Our code is tested on the following environment:
- Linux
- Python 3.8
- PyTorch 1.8.1
- Cudatoolkit 11.3
- mmdet3d 0.17.1
PyTorch version 1.8.0 or higher and mmdetection3d==0.17.1.
Setup Environment
conda create -n roadnet python=3.8 -y
conda activate roadnet
conda install pytorch==1.8.1 torchvision==0.9.1 torchaudio==0.8.1 cudatoolkit=11.3 -c pytorch -c conda-forge
Install mmdetection3d correctly. please visit the official documentation.
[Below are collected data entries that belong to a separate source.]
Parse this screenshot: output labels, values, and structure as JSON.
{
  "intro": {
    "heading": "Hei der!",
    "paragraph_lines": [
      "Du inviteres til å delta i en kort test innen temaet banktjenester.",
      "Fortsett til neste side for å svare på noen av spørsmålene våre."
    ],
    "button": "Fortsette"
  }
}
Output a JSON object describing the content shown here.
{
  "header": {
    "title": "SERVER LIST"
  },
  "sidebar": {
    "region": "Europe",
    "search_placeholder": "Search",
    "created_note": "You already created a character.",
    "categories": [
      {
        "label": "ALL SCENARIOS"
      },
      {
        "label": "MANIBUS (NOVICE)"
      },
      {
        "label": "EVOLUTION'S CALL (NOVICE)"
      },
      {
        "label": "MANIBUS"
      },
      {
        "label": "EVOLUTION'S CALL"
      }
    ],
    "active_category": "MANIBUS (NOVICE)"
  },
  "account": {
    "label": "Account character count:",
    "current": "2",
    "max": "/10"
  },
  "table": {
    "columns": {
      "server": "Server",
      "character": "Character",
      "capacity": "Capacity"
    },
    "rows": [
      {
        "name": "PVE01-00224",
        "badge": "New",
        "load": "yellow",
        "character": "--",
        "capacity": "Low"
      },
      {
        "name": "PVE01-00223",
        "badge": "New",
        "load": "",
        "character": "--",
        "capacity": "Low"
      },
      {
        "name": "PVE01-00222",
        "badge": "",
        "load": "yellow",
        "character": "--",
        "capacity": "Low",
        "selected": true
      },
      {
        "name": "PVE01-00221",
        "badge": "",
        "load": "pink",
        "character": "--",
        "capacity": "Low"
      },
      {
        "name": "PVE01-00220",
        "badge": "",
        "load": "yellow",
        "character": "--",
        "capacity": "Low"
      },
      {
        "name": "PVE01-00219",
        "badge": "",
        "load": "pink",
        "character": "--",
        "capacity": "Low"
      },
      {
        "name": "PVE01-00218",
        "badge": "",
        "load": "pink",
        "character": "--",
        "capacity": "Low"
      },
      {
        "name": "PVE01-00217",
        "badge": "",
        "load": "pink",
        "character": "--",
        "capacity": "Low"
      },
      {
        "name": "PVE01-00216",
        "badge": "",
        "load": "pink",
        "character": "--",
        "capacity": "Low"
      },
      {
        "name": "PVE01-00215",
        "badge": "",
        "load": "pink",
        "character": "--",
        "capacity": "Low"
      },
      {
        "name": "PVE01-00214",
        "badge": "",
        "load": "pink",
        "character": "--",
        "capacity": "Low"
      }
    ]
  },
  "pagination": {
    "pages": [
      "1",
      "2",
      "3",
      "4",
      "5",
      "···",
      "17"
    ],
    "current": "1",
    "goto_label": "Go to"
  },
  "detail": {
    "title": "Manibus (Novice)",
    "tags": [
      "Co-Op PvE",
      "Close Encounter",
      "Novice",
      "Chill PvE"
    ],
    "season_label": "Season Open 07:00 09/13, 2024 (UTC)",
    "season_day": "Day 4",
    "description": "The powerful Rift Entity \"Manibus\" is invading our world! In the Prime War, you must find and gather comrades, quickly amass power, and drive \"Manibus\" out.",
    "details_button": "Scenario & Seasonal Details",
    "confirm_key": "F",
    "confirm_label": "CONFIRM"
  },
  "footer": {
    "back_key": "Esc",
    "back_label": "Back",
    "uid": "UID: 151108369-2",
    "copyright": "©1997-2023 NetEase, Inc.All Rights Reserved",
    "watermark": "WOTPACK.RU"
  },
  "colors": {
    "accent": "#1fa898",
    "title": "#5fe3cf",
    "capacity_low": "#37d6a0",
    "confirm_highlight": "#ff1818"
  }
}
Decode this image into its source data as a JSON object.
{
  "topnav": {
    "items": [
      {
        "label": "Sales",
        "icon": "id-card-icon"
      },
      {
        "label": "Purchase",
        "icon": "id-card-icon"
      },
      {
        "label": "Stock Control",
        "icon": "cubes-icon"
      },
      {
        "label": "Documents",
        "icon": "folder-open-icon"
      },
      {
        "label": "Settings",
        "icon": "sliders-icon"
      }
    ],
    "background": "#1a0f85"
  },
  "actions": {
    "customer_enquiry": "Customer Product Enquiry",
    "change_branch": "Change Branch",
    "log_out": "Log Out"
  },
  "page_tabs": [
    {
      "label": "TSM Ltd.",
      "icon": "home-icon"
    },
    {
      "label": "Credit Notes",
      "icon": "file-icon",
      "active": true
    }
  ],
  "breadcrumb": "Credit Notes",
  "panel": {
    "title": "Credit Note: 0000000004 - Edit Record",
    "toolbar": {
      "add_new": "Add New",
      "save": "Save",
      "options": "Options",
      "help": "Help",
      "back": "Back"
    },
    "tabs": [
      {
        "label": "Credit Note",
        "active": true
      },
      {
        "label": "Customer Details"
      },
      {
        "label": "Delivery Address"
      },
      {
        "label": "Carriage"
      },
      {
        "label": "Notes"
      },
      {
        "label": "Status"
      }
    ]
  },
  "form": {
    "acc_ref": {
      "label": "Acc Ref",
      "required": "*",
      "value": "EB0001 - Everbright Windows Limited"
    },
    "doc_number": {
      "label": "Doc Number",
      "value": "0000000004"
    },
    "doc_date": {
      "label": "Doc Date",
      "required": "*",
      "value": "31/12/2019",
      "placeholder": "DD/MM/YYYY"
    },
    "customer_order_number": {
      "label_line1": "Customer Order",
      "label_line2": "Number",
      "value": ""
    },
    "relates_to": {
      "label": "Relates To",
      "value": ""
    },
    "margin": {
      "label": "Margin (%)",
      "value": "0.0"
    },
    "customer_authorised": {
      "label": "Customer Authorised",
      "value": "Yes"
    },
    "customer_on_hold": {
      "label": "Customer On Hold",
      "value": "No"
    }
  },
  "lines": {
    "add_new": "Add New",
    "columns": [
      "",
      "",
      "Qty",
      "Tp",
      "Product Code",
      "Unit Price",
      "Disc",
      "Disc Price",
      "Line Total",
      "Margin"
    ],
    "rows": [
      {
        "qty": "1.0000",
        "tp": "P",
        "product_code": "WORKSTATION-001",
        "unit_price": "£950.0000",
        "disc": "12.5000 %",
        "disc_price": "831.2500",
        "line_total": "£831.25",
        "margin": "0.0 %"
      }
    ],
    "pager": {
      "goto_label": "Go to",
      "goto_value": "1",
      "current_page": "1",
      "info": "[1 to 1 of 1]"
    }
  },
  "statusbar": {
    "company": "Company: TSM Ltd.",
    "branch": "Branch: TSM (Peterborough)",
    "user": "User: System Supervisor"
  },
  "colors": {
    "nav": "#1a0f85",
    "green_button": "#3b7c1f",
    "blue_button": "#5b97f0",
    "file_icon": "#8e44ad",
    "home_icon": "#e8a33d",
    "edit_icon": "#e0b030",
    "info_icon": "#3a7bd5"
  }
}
Install MMDetection
pip install mmcv-full -f https://download.openmmlab.com/mmcv/dist/cu111/torch1.8.0/index.html
git clone https://github.com/open-mmlab/mmdetection.git
cd mmdetection
git checkout v2.24.1
sudo pip install -r requirements/build.txt
sudo python3 setup.py develop
cd ..
Install MMSegmentation
pip install mmsegmentation==0.20.2
pip install einops
pip install bezier==0.11.0
Install MMDetection3d
git clone https://github.com/open-mmlab/mmdetection3d.git
cd mmdetection3d
git checkout v0.17.1
sudo pip install -r requirements/build.txt
sudo python3 setup.py develop
cd ..
Add our projects to mmdetection3d projects
cd ${any path outside mmdetection3d}
git clone [email protected]:fudan-zvg/RoadNet.git
cd RoadNet/RoadNetwork-1.8.1/
ln -s {mmdetection3d_path} ./mmdetection3d
mkdir data
ln -s {nuscenes_path} ./data/nuscenes
Please refer to nuScenes for initial preparation
Run the following code to generate .pkl
file.
python tools/create_data_centerline.py nuscenes
python tools/create_data_pon_centerline.py nuscenes
mkdir ckpts
Download ResNet-50 Deeplab-V3-Plus checkpoint from MMSegmentation.